Lt Gen Bakasumba described the TPDF as a historic force to Uganda since independence. He traced the evolution of Uganda’s military from the Uganda Army in 1962, through the Uganda National Liberation Army and the National Resistance Army, to the current Uganda Peoples’ Defence Forces (UPDF) following the 1995 constitutional review.
“UPDF has built enough capacity to train their own right from the basics to protect the country,” he said. Although a young army, he added, the UPDF is performing well in the operational theatre.
“We are exporting peace to other countries like Somalia and yet they are far away from us and we don’t share borders,” he said.
“The peace exported to DRC and South Sudan are on request from President Felix Tshisekedi of DRC and President Salva Kiir of South Sudan, and on the political will of President Museveni’s leadership,” he stressed.
“We protect these regimes because when they collapse, we collapse with them,” he added.
Lt Gen Bakasumba noted that Tanzania helped Uganda liberate itself from Iddi Amin, and that the TPDF recently worked with the UPDF to arrest ADF leader Jamil Mukulu, now on trial.
He added that some UPDF soldiers trained in Tanzania, and Uganda in turn trains troops from Central African Republic and Somalia free of charge, showcasing Pan Africanism.
“Some of us are beneficiaries of TPDF training,” he said.
He concluded: “African problems need African solutions,” adding that with “political will, everything is possible to achieve full EAC integration.”

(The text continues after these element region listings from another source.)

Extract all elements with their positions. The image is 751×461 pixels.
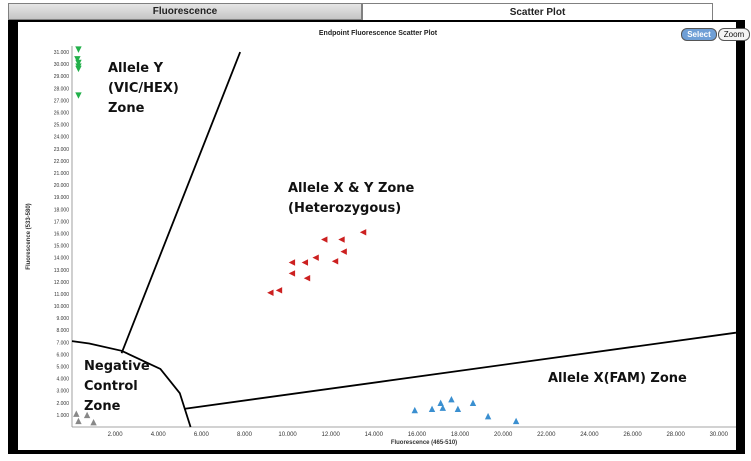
x-tick-label: 4.000 [151, 432, 167, 438]
y-tick-label: 1.000 [56, 413, 69, 419]
y-axis-label: Fluorescence (533-580) [26, 203, 32, 269]
x-tick-label: 2.000 [108, 432, 124, 438]
plot-title: Endpoint Fluorescence Scatter Plot [318, 30, 438, 37]
data-point [301, 259, 309, 266]
zone-boundary-line [71, 340, 192, 428]
data-point [484, 412, 492, 420]
y-tick-label: 9.000 [56, 316, 69, 322]
y-tick-label: 8.000 [56, 328, 69, 334]
x-tick-label: 30.000 [710, 432, 729, 438]
y-tick-label: 21.000 [54, 171, 70, 177]
x-tick-label: 22.000 [537, 432, 556, 438]
data-point [75, 65, 82, 73]
data-point [439, 404, 447, 411]
y-tick-label: 6.000 [56, 352, 69, 358]
zone-label: Negative [84, 359, 150, 374]
data-point [512, 417, 520, 425]
scatter-plot-area[interactable]: Endpoint Fluorescence Scatter Plot Selec… [18, 22, 750, 450]
data-point [340, 248, 347, 255]
x-tick-label: 18.000 [451, 432, 470, 438]
data-point [338, 236, 345, 243]
data-point [75, 92, 82, 99]
data-point [288, 270, 296, 277]
y-tick-label: 27.000 [54, 98, 70, 104]
y-tick-label: 12.000 [54, 280, 70, 286]
y-tick-label: 19.000 [54, 195, 70, 201]
data-point [448, 395, 455, 403]
y-tick-label: 5.000 [56, 365, 69, 371]
y-tick-label: 2.000 [56, 401, 69, 407]
data-point [469, 399, 477, 407]
tab-fluorescence[interactable]: Fluorescence [8, 3, 362, 20]
y-tick-label: 3.000 [56, 389, 69, 395]
y-tick-label: 23.000 [54, 147, 70, 153]
data-point [288, 259, 296, 266]
zone-label: (Heterozygous) [288, 201, 401, 216]
data-point [90, 418, 97, 426]
view-tabs: Fluorescence Scatter Plot [8, 3, 745, 20]
zoom-button[interactable]: Zoom [718, 28, 750, 41]
data-point [428, 405, 436, 413]
y-tick-label: 17.000 [54, 219, 70, 225]
y-tick-label: 14.000 [54, 256, 70, 262]
y-tick-label: 4.000 [56, 377, 69, 383]
y-tick-label: 25.000 [54, 123, 70, 129]
data-point [303, 275, 311, 282]
y-tick-label: 10.000 [54, 304, 70, 310]
y-tick-label: 28.000 [54, 86, 70, 92]
zone-label: (VIC/HEX) [108, 81, 179, 96]
x-tick-label: 24.000 [580, 432, 599, 438]
zone-label: Allele X(FAM) Zone [548, 371, 687, 386]
data-point [411, 406, 418, 414]
zone-boundary-line [183, 331, 736, 410]
scatter-chart: 1.000 2.000 3.000 4.000 5.000 6.000 7.000 8.000… [26, 46, 736, 446]
data-point [75, 46, 82, 53]
data-point [74, 56, 81, 63]
data-point [454, 405, 462, 413]
y-tick-label: 15.000 [54, 244, 70, 250]
y-tick-label: 24.000 [54, 135, 70, 141]
data-point [73, 410, 80, 417]
data-point [321, 236, 328, 243]
zone-label: Zone [108, 101, 145, 116]
data-point [267, 289, 274, 296]
x-tick-label: 28.000 [666, 432, 685, 438]
data-point [331, 258, 339, 265]
y-tick-label: 20.000 [54, 183, 70, 189]
x-tick-label: 8.000 [237, 432, 253, 438]
x-tick-label: 20.000 [494, 432, 513, 438]
y-tick-label: 31.000 [54, 50, 70, 56]
y-tick-label: 7.000 [56, 340, 69, 346]
y-tick-label: 22.000 [54, 159, 70, 165]
y-tick-label: 13.000 [54, 268, 70, 274]
y-tick-label: 29.000 [54, 74, 70, 80]
y-tick-label: 11.000 [54, 292, 69, 298]
data-point [437, 399, 444, 407]
data-point [312, 254, 319, 261]
x-tick-label: 10.000 [278, 432, 297, 438]
y-tick-label: 30.000 [54, 62, 70, 68]
x-tick-label: 14.000 [365, 432, 384, 438]
data-point [359, 229, 367, 236]
data-point [75, 417, 82, 425]
data-point [83, 411, 91, 419]
zone-boundary-line [120, 51, 241, 354]
plot-frame: Endpoint Fluorescence Scatter Plot Selec… [8, 20, 750, 454]
zone-label: Allele Y [108, 61, 164, 76]
y-tick-label: 16.000 [54, 231, 70, 237]
data-point [275, 287, 283, 294]
zone-label: Allele X & Y Zone [288, 181, 415, 196]
y-tick-label: 18.000 [54, 207, 70, 213]
data-point [75, 59, 82, 67]
tab-scatter-plot[interactable]: Scatter Plot [362, 3, 713, 20]
zone-label: Zone [84, 399, 121, 414]
x-tick-label: 6.000 [194, 432, 210, 438]
zone-label: Control [84, 379, 138, 394]
y-tick-label: 26.000 [54, 111, 70, 117]
x-tick-label: 12.000 [322, 432, 341, 438]
x-axis-label: Fluorescence (465-510) [391, 440, 457, 446]
x-tick-label: 26.000 [623, 432, 642, 438]
select-button[interactable]: Select [681, 28, 717, 41]
x-tick-label: 16.000 [408, 432, 427, 438]
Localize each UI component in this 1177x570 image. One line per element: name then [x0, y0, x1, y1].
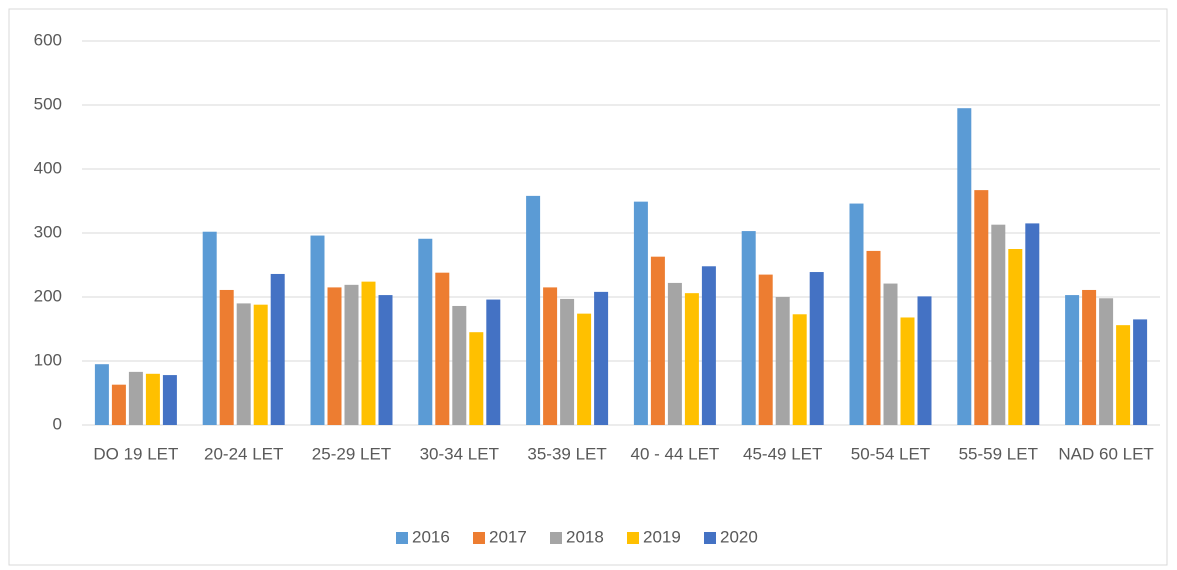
bar: [1133, 319, 1148, 425]
bar: [809, 272, 824, 425]
bar: [900, 317, 915, 425]
bar: [775, 297, 790, 425]
legend-swatch: [627, 532, 639, 544]
x-tick-label: 30-34 LET: [420, 444, 499, 463]
bar: [111, 384, 126, 425]
bar: [486, 299, 501, 425]
legend-swatch: [550, 532, 562, 544]
bar: [741, 231, 756, 425]
bar: [310, 235, 325, 425]
bar: [866, 250, 881, 425]
bar: [327, 287, 342, 425]
legend-label: 2016: [412, 527, 450, 546]
bar: [270, 273, 285, 425]
bar: [1008, 249, 1023, 425]
bar: [667, 282, 682, 425]
legend-swatch: [396, 532, 408, 544]
bar: [452, 305, 467, 425]
bar: [560, 298, 575, 425]
bar: [236, 303, 251, 425]
y-tick-label: 0: [53, 414, 62, 433]
bar: [684, 293, 699, 425]
bar: [957, 108, 972, 425]
y-tick-label: 600: [34, 30, 62, 49]
bar: [128, 371, 143, 425]
legend-label: 2017: [489, 527, 527, 546]
x-tick-label: 35-39 LET: [527, 444, 606, 463]
x-tick-label: NAD 60 LET: [1058, 444, 1153, 463]
bar: [1025, 223, 1040, 425]
x-tick-label: DO 19 LET: [93, 444, 178, 463]
x-tick-label: 20-24 LET: [204, 444, 283, 463]
bar: [469, 332, 484, 425]
bar: [974, 190, 989, 425]
bar: [162, 375, 177, 425]
bar: [361, 281, 376, 425]
x-tick-label: 45-49 LET: [743, 444, 822, 463]
bar: [577, 313, 592, 425]
y-tick-label: 200: [34, 286, 62, 305]
bar: [594, 291, 609, 425]
x-tick-label: 25-29 LET: [312, 444, 391, 463]
bar: [253, 304, 268, 425]
y-tick-label: 400: [34, 158, 62, 177]
bar: [202, 231, 217, 425]
bar: [701, 266, 716, 425]
legend-label: 2020: [720, 527, 758, 546]
bar: [418, 238, 433, 425]
x-tick-label: 55-59 LET: [959, 444, 1038, 463]
bar: [758, 274, 773, 425]
bar: [1082, 289, 1097, 425]
bar: [526, 195, 541, 425]
bar: [1099, 298, 1114, 425]
y-tick-label: 500: [34, 94, 62, 113]
bar: [883, 283, 898, 425]
bar: [1116, 325, 1131, 425]
bar: [344, 284, 359, 425]
bar: [650, 256, 665, 425]
bar: [435, 272, 450, 425]
bar: [792, 314, 807, 425]
y-tick-label: 100: [34, 350, 62, 369]
bar: [849, 203, 864, 425]
bar: [219, 289, 234, 425]
y-tick-label: 300: [34, 222, 62, 241]
legend-swatch: [704, 532, 716, 544]
x-tick-label: 40 - 44 LET: [630, 444, 719, 463]
chart-border: [8, 8, 1168, 566]
bar: [633, 201, 648, 425]
bar: [94, 364, 109, 425]
bar: [378, 295, 393, 425]
bar: [917, 296, 932, 425]
bar: [145, 373, 160, 425]
x-tick-label: 50-54 LET: [851, 444, 930, 463]
bar: [991, 224, 1006, 425]
legend-label: 2019: [643, 527, 681, 546]
bar: [543, 287, 558, 425]
legend-swatch: [473, 532, 485, 544]
bar: [1065, 295, 1080, 425]
legend-label: 2018: [566, 527, 604, 546]
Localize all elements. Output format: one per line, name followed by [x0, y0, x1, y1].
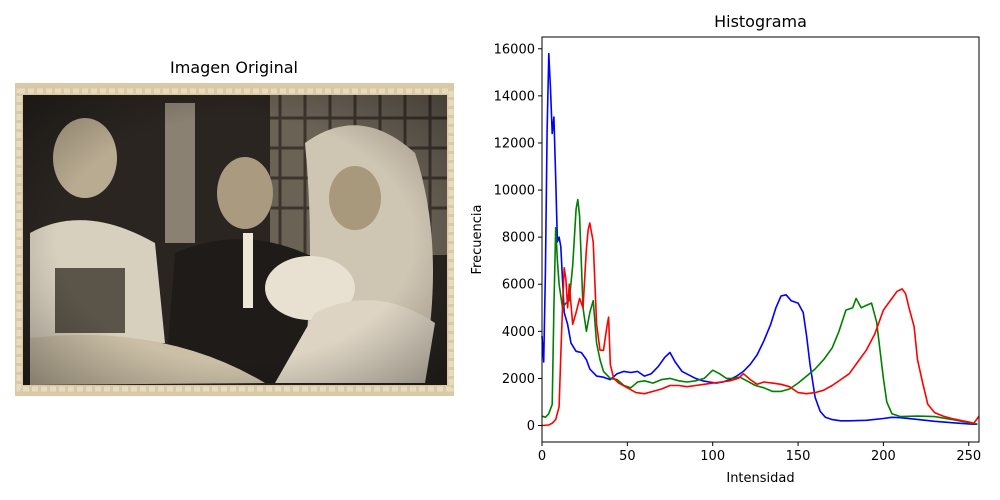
histogram-series-2 [541, 222, 980, 427]
x-tick-label: 150 [786, 449, 811, 464]
y-tick-label: 14000 [494, 89, 535, 104]
y-tick-label: 10000 [494, 184, 535, 199]
x-axis-label: Intensidad [726, 471, 794, 486]
y-axis-label: Frecuencia [470, 205, 485, 275]
histogram-series-0 [541, 52, 978, 426]
plot-frame [541, 36, 980, 443]
x-tick-label: 250 [956, 449, 981, 464]
y-tick-label: 12000 [494, 136, 535, 151]
image-title: Imagen Original [170, 58, 298, 77]
y-tick-label: 4000 [502, 325, 535, 340]
histogram-title: Histograma [714, 12, 807, 31]
x-tick-label: 100 [700, 449, 725, 464]
x-tick-label: 0 [538, 449, 546, 464]
y-tick-label: 16000 [494, 42, 535, 57]
original-photo [15, 83, 454, 396]
histogram-series-1 [541, 198, 978, 425]
y-tick-label: 0 [527, 419, 535, 434]
y-tick-label: 8000 [502, 231, 535, 246]
y-tick-label: 2000 [502, 372, 535, 387]
x-tick-label: 50 [619, 449, 636, 464]
y-tick-label: 6000 [502, 278, 535, 293]
x-tick-label: 200 [871, 449, 896, 464]
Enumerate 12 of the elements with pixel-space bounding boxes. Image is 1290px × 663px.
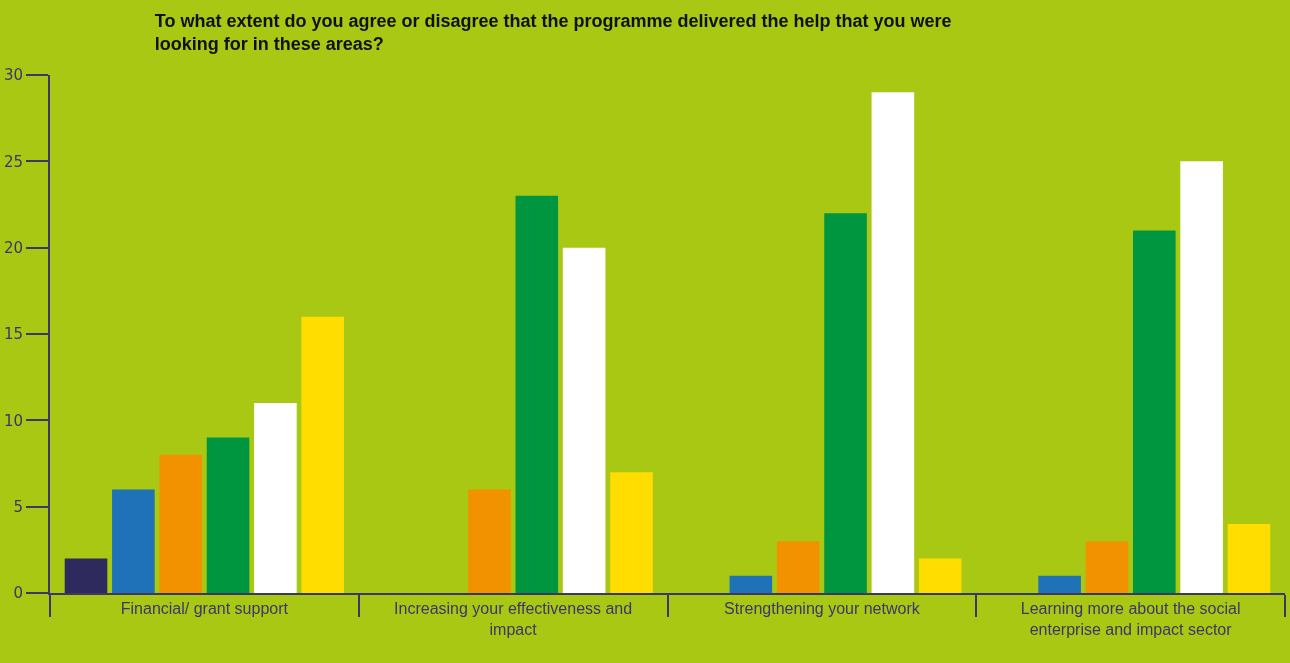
x-tick-label: Strengthening your network xyxy=(724,600,921,618)
x-tick-label: Increasing your effectiveness and impact xyxy=(394,600,633,638)
y-tick-label: 15 xyxy=(3,325,23,344)
y-tick-label: 0 xyxy=(13,584,23,603)
y-tick-label: 30 xyxy=(3,66,23,85)
y-tick-label: 10 xyxy=(3,411,23,430)
y-tick-label: 25 xyxy=(3,152,23,171)
y-tick-label: 20 xyxy=(3,238,23,257)
x-tick-label: Learning more about the social enterprise and impact sector xyxy=(1020,600,1241,638)
y-tick-label: 5 xyxy=(13,497,23,516)
chart-title: To what extent do you agree or disagree that the programme delivered the help that you were looking for in these areas? xyxy=(154,10,952,54)
x-tick-label: Financial/ grant support xyxy=(120,600,289,618)
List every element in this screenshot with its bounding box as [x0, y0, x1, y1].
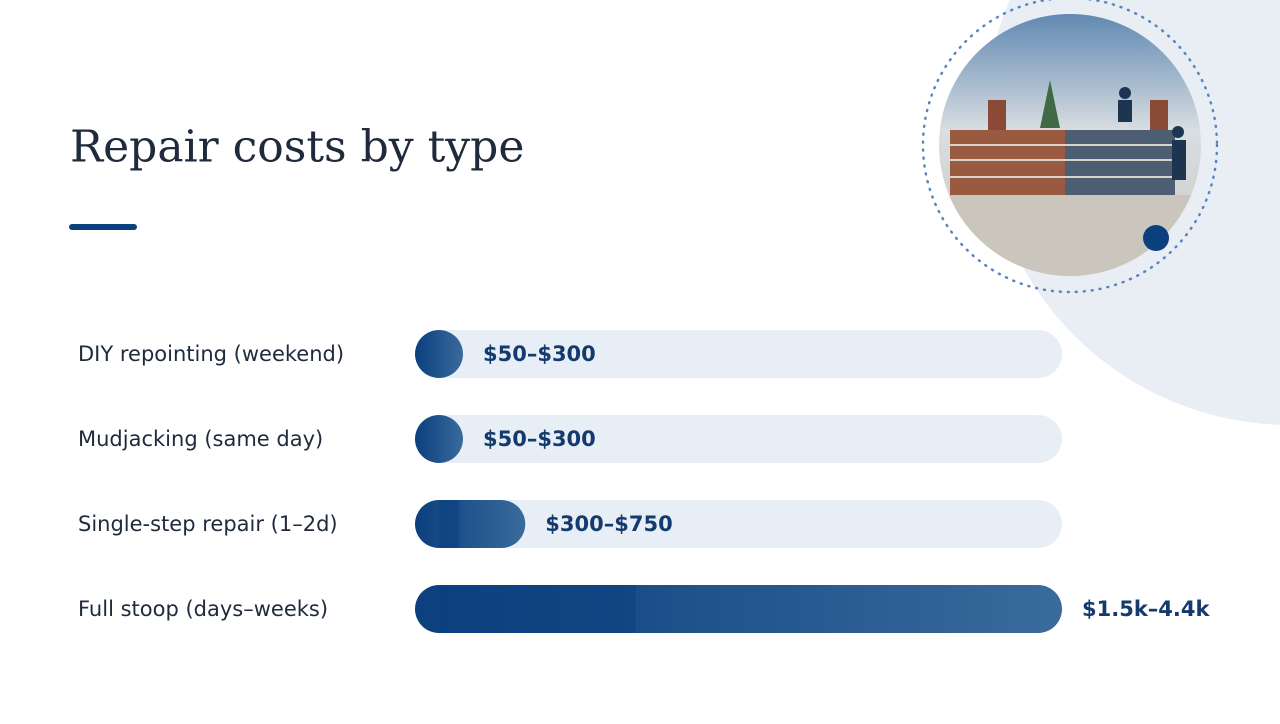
value-label: $1.5k–4.4k — [1082, 597, 1210, 621]
category-label: Single-step repair (1–2d) — [78, 512, 338, 536]
title: Repair costs by type — [70, 122, 524, 173]
category-label: Full stoop (days–weeks) — [78, 597, 328, 621]
category-label: DIY repointing (weekend) — [78, 342, 344, 366]
bar-track — [415, 330, 1062, 378]
accent-dot — [1143, 225, 1169, 251]
category-label: Mudjacking (same day) — [78, 427, 323, 451]
title-underline — [69, 224, 137, 230]
range-bar — [415, 330, 463, 378]
range-bar — [415, 500, 526, 548]
value-label: $300–$750 — [545, 512, 672, 536]
low-segment — [439, 500, 460, 548]
dotted-ring — [921, 0, 1219, 294]
value-label: $50–$300 — [483, 427, 596, 451]
range-bar — [415, 415, 463, 463]
bar-track — [415, 500, 1062, 548]
bar-track — [415, 415, 1062, 463]
value-label: $50–$300 — [483, 342, 596, 366]
low-segment — [439, 585, 636, 633]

He stressed that security challenges are multi-dimensional and multi-faceted, requiring input from sectors including the economy, environment, gender, technology and agriculture.
“A nation seeking to be secure must utilise all resources, both externally and internally,” he said.
He looked forward to strengthening Uganda–Tanzania diplomatic ties rooted in shared liberation history.
The theme for Course 14 is “Harnessing Natural Wealth for Sustainable Growth: Balancing Oil, Agriculture and Ecotourism.”
A CDIS presentation noted that Uganda is peaceful, stable and committed to regional integration, and applauded its strategic relationship with Tanzania.
It reaffirmed commitment to frameworks that strengthen EAC integration.
Persistent threats to Uganda according to today’s presentation include terrorism from the ADF in eastern DRC, cybercrime, refugee influx from South Sudan and DRC, small arms proliferation, cross-border crime, environmental degradation, money laundering, illicit trade, and the youth bulge —( 77 per cent of Ugandans are youth) among others.
Challenges remain in infrastructural development, trade barriers, economic inequalities, and sovereignty and security framework issues.
Both countries agreed to continue pursuing regional integration as a prerequisite for stability, security and prosperity.
“No single country can maximise benefits alone. We all need each other through regional integration to maximise benefits of integration,” said Col Nelson Aheebwa, Deputy Joint Staff Political Commissariat as he delivered a lecture on geopolitics.
The delegations exchanged mementos to mark the occasion.
Potential areas for future cooperation include defence intelligence exchange, combating climate change, regional disaster response, and aviation security information.
Also present were Joint Staff Human Resource Management, Maj Gen James Kinalwa; Joint Staff Logistics, Brig Gen Robert Mugabe; and Joint Staff Training and Doctrine, Brig Gen Wycliffe Keita, among other UPDF Senior Officers.
The Tanzanian delegation included Defence Attaché to Uganda, Brig Gen F. Joseph Machua; Col Furuhini Eliaskia Kidafuri; Col David Erick Mziray; Lt Col Albert Frederick Monyo; and Dr Godfrey Emiliano Sansa, among others.